Le coût de l'indépendance numérique russe 💻
Le plan, qui a débuté en 2022, repose sur la création de consortiums industriels informatiques pour adapter des solutions nationales qui remplacent les solutions étrangères. La logique était claire : dépendre d'un logiciel propre et sécurisé. Mais les chiffres révèlent une efficacité discutable. Pour chaque rouble gagné, 116 ont été dépensés en développement.
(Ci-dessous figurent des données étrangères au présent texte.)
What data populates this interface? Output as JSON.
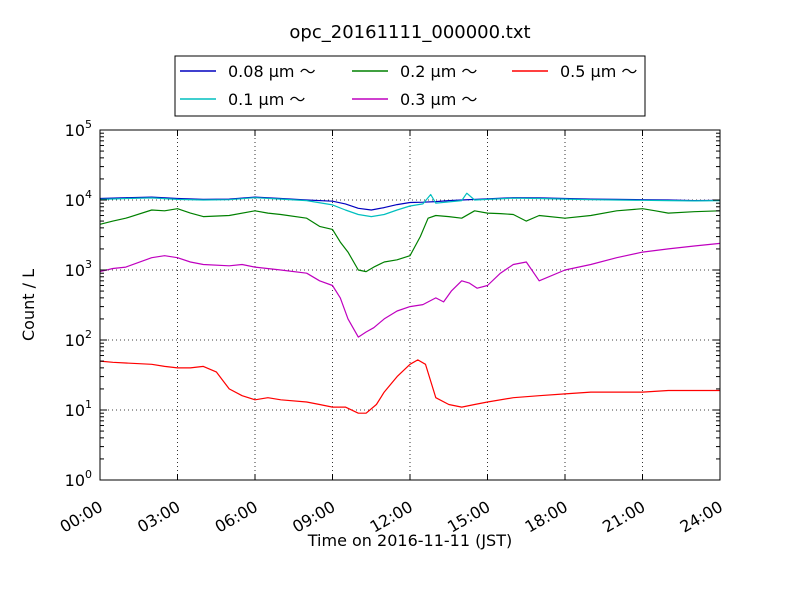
{
  "chart_data": {
    "type": "line",
    "title": "opc_20161111_000000.txt",
    "xlabel": "Time on 2016-11-11 (JST)",
    "ylabel": "Count / L",
    "yscale": "log",
    "ylim": [
      1,
      100000
    ],
    "xlim": [
      0,
      24
    ],
    "grid": true,
    "legend_position": "top, above plot",
    "x_ticks": [
      "00:00",
      "03:00",
      "06:00",
      "09:00",
      "12:00",
      "15:00",
      "18:00",
      "21:00",
      "24:00"
    ],
    "y_ticks": [
      {
        "base": "10",
        "exp": "0"
      },
      {
        "base": "10",
        "exp": "1"
      },
      {
        "base": "10",
        "exp": "2"
      },
      {
        "base": "10",
        "exp": "3"
      },
      {
        "base": "10",
        "exp": "4"
      },
      {
        "base": "10",
        "exp": "5"
      }
    ],
    "series": [
      {
        "name": "0.08 μm ～",
        "color": "#0000bf",
        "x": [
          0,
          1,
          2,
          3,
          4,
          5,
          6,
          7,
          8,
          9,
          9.5,
          10,
          10.5,
          11,
          11.5,
          12,
          12.5,
          13,
          13.5,
          14,
          15,
          16,
          17,
          18,
          19,
          20,
          21,
          22,
          23,
          24
        ],
        "y": [
          10500,
          10800,
          11000,
          10500,
          10200,
          10300,
          11000,
          10500,
          10000,
          9600,
          8800,
          7600,
          7200,
          7800,
          8600,
          9200,
          9300,
          9500,
          9800,
          10000,
          10400,
          10800,
          10700,
          10500,
          10300,
          10200,
          10100,
          10000,
          9800,
          9900
        ]
      },
      {
        "name": "0.1 μm ～",
        "color": "#00bfbf",
        "x": [
          0,
          1,
          2,
          3,
          4,
          5,
          6,
          7,
          8,
          9,
          9.5,
          10,
          10.5,
          11,
          11.5,
          12,
          12.5,
          12.8,
          13,
          13.5,
          14,
          14.2,
          14.5,
          15,
          16,
          17,
          18,
          19,
          20,
          21,
          22,
          23,
          24
        ],
        "y": [
          10200,
          10500,
          10700,
          10200,
          10000,
          10100,
          10800,
          10300,
          9800,
          8500,
          7200,
          6200,
          5800,
          6200,
          7200,
          8200,
          8800,
          12000,
          9000,
          9400,
          9800,
          12500,
          10000,
          10200,
          10600,
          10500,
          10300,
          10100,
          10000,
          9900,
          9800,
          9700,
          9800
        ]
      },
      {
        "name": "0.2 μm ～",
        "color": "#008000",
        "x": [
          0,
          0.5,
          1,
          2,
          2.5,
          3,
          3.5,
          4,
          5,
          6,
          6.5,
          7,
          8,
          8.5,
          9,
          9.3,
          9.6,
          10,
          10.3,
          10.6,
          11,
          11.5,
          12,
          12.4,
          12.7,
          13,
          13.5,
          14,
          14.5,
          15,
          15.5,
          16,
          16.5,
          17,
          18,
          19,
          20,
          21,
          21.5,
          22,
          23,
          24
        ],
        "y": [
          4500,
          5000,
          5500,
          7200,
          7000,
          7500,
          6500,
          5800,
          6000,
          7000,
          6500,
          6200,
          5500,
          4200,
          3800,
          2500,
          1800,
          1000,
          950,
          1100,
          1300,
          1400,
          1600,
          3000,
          5500,
          6000,
          5800,
          5500,
          7000,
          6500,
          6400,
          6200,
          5000,
          6000,
          5500,
          6000,
          7000,
          7500,
          7000,
          6500,
          6800,
          7000
        ]
      },
      {
        "name": "0.3 μm ～",
        "color": "#bf00bf",
        "x": [
          0,
          0.5,
          1,
          2,
          2.5,
          3,
          3.5,
          4,
          5,
          5.5,
          6,
          7,
          8,
          8.5,
          9,
          9.3,
          9.6,
          10,
          10.3,
          10.6,
          11,
          11.5,
          12,
          12.5,
          13,
          13.3,
          13.6,
          14,
          14.3,
          14.6,
          15,
          15.5,
          16,
          16.5,
          17,
          18,
          19,
          20,
          21,
          22,
          23,
          24
        ],
        "y": [
          950,
          1050,
          1100,
          1500,
          1600,
          1500,
          1300,
          1200,
          1150,
          1200,
          1100,
          1000,
          900,
          700,
          600,
          400,
          200,
          110,
          130,
          150,
          200,
          260,
          300,
          320,
          400,
          350,
          500,
          700,
          650,
          550,
          600,
          900,
          1200,
          1300,
          700,
          1000,
          1200,
          1500,
          1800,
          2000,
          2200,
          2400
        ]
      },
      {
        "name": "0.5 μm ～",
        "color": "#ff0000",
        "x": [
          0,
          0.5,
          1,
          2,
          2.5,
          3,
          3.5,
          4,
          4.5,
          5,
          5.5,
          6,
          6.5,
          7,
          8,
          8.5,
          9,
          9.5,
          10,
          10.3,
          10.7,
          11,
          11.5,
          12,
          12.3,
          12.6,
          13,
          13.5,
          14,
          14.5,
          15,
          16,
          17,
          18,
          19,
          20,
          21,
          22,
          23,
          24
        ],
        "y": [
          50,
          48,
          47,
          45,
          42,
          40,
          40,
          42,
          35,
          20,
          16,
          14,
          15,
          14,
          13,
          12,
          11,
          11,
          9,
          9,
          12,
          18,
          30,
          45,
          52,
          45,
          15,
          12,
          11,
          12,
          13,
          15,
          16,
          17,
          18,
          18,
          18,
          19,
          19,
          19
        ]
      }
    ]
  }
}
Les consortiums ont travaillé sous pression, intégrant des systèmes hérités et corrigeant des fonctions critiques, tandis que l'État injectait des capitaux pour maintenir à flot un écosystème qui n'arrive toujours pas à être autosuffisant ni rentable.
Une affaire en or : perdre 116 roubles pour chaque rouble gagné 💸
Les programmeurs russes doivent se frotter les mains. Si l'objectif était de créer un logiciel local, ils ont réussi en grand : ils ont dépensé 187 milliards pour gagner seulement 1,6 milliard. C'est comme aller au magasin, acheter une voiture de luxe pour 187 000 roubles, et revendre la ferraille pour 1 600. L'affaire est si bonne que Michoustine lui-même pourrait demander conseil à ses consortiums pour gérer le budget familial. Au moins, l'indépendance numérique a un prix, même si c'est celui de quelques sous-marins nucléaires.